'The legacy is enormous:' hundreds mourn Dr. William Barakett
Eastern Townships doctor remembered as pillar of Quebec's medical community
Dr. William Barakett was a pillar of the Lac-Brome community, a doctor for more than 45 years and a leader in Quebec's medical field. He died earlier this week at the age of 74 after a six-month battle with brain cancer.
Barakett is remembered for his extensive work on addiction and chronic pain and as an outspoken advocate for rural patients.
"My father felt deeply for his patients' welfare, no matter who they were, they enriched his life," wrote his daughter, Elise Barakett in an email. "He was captivated by their insights, their interests, their experiences, as well as their health."
Barakett had been practicing in the Eastern Townships for more than 45 years.
Dr. Michel Camirand, Barakett's longtime colleague and a family physician in Sutton, Que., told CBC's Breakaway Barakett was a role model for healthcare providers.
Camirand said Barakett always emphasized the importance of studying addiction and chronic pain.
"He was so dedicated and engaged with his patients," Camirand said. "He was a model on that. He's kind of also a hero of medicine, not because he founded a lot of things, but because he cared so much about this profession."
Barakett launched his career at the Brome-Missisquoi-Perkins Hospital in Cowansville, Que. in 1972.
He then served as the chief of medicine at the hospital and president of its foundation.
Barakett was also president of the Butters Foundation — a local organization supporting people with disabilities — and was an advisor at Dunham House, a mental health treatment centre.
He was awarded the Order of Canada in 2002 for being "a family doctor who goes beyond the call of duty."
Camirand said that despite Barakett's long list of accomplishments, he still had several projects and plans for the future.
Though he didn't want to stop practicing until he found a replacement, Barakett was forced to retire in April because of his cancer diagnosis.
"He did more than a lot of doctors will ever do — the legacy is enormous," Camirand said.
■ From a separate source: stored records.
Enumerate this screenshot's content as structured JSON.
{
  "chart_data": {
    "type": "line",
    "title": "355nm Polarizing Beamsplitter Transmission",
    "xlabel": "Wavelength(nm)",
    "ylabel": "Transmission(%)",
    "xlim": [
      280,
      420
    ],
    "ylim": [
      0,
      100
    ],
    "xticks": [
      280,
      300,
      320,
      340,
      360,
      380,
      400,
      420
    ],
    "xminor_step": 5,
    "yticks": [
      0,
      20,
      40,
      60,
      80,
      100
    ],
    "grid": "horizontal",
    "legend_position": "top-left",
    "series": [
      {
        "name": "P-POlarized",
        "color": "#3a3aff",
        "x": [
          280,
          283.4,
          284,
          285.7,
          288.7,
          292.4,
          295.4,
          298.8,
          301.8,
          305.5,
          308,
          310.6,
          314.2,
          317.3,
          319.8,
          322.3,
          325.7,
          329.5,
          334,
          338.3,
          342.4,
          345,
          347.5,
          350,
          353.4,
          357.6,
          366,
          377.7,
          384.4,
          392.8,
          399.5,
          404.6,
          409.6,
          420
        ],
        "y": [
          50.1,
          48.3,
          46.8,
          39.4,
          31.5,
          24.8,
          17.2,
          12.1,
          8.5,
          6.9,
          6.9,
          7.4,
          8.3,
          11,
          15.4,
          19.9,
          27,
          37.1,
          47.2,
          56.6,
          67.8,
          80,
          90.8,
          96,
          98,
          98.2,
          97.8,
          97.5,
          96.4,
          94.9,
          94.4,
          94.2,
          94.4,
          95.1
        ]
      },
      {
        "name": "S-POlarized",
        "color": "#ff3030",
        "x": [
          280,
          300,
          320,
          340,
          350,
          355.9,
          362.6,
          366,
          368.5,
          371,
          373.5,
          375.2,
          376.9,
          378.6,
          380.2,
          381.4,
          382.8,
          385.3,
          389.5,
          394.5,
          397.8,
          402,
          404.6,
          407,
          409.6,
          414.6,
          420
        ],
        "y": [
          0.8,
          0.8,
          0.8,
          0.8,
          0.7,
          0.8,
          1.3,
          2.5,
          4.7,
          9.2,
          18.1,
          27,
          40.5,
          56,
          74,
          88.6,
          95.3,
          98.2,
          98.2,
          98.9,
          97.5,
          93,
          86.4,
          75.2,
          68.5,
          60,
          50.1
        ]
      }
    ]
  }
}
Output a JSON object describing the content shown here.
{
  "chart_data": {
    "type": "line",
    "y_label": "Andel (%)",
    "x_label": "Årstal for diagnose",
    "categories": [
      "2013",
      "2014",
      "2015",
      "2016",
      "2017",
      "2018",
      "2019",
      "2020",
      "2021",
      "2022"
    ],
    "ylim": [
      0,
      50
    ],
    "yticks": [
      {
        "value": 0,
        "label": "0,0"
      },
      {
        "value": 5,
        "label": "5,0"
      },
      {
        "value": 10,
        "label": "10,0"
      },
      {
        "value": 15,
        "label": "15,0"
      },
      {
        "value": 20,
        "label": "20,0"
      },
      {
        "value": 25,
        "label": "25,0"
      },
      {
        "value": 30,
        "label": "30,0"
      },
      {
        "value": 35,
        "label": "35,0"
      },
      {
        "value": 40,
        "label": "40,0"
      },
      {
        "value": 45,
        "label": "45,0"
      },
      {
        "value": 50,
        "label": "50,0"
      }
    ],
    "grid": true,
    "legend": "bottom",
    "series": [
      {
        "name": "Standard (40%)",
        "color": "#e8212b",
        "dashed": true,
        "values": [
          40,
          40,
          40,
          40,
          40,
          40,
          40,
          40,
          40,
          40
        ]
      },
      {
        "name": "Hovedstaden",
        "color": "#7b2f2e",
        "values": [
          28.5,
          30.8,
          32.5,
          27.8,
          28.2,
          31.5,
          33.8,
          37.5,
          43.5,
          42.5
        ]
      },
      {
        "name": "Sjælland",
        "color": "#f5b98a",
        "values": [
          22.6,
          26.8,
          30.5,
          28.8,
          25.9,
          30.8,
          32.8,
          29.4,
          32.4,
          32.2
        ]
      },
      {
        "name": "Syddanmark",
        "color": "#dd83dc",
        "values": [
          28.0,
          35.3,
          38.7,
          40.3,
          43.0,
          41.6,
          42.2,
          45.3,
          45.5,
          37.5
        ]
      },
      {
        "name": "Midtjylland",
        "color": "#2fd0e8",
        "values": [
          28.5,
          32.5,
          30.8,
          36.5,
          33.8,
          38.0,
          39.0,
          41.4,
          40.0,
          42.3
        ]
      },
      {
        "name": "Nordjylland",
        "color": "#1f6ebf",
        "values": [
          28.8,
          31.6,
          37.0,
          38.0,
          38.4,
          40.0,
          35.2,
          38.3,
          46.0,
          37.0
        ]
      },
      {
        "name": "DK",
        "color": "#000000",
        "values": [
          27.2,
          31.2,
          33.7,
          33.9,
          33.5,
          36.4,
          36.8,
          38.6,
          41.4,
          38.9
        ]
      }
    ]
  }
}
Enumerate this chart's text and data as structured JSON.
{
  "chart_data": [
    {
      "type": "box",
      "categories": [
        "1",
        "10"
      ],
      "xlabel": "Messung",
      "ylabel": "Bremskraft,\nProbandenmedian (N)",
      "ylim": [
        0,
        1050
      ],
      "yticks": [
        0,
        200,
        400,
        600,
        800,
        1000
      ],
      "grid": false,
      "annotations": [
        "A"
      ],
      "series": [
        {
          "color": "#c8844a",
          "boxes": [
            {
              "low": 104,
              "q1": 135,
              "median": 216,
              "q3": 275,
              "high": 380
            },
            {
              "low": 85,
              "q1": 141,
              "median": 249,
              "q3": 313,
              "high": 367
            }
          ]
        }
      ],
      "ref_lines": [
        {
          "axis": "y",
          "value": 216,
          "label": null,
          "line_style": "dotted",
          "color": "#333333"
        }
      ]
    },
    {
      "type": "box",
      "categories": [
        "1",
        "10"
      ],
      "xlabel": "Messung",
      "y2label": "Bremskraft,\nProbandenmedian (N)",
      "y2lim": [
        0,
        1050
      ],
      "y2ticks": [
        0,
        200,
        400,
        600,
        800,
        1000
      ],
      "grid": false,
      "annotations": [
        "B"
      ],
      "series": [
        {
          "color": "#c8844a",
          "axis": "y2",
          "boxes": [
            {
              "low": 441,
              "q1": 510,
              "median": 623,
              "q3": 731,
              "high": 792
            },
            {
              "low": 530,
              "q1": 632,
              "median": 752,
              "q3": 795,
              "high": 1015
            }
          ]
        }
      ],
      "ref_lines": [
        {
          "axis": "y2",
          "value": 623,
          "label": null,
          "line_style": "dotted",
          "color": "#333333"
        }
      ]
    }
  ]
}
Helen McCubbin — a local retired nurse and friend of Barakett's — called the impact of his retirement "huge."
"Not only was he my family doctor, he knew my family, he knew us. If we called him up, he knew just how important something was when we went to him," she told CBC News in April.
Hundreds of condolence messages
Since his death, hundreds of messages commemorating Barakett have poured in on social media.
The Town of Lac-Brome paid tribute to the doctor as a "pillar of the region's health care system," and a "man of exemplary commitment," while the BMP Foundation wrote that he will be remembered for "his generous and altruistic character."
"Always looking for the best solution for his patients, he cared about the well-being of every member of his community," the BMP Foundation wrote in a Facebook post.
A visitation will be held in Cowansville on Sept. 13, followed by a funeral in Knowlton Sept. 14.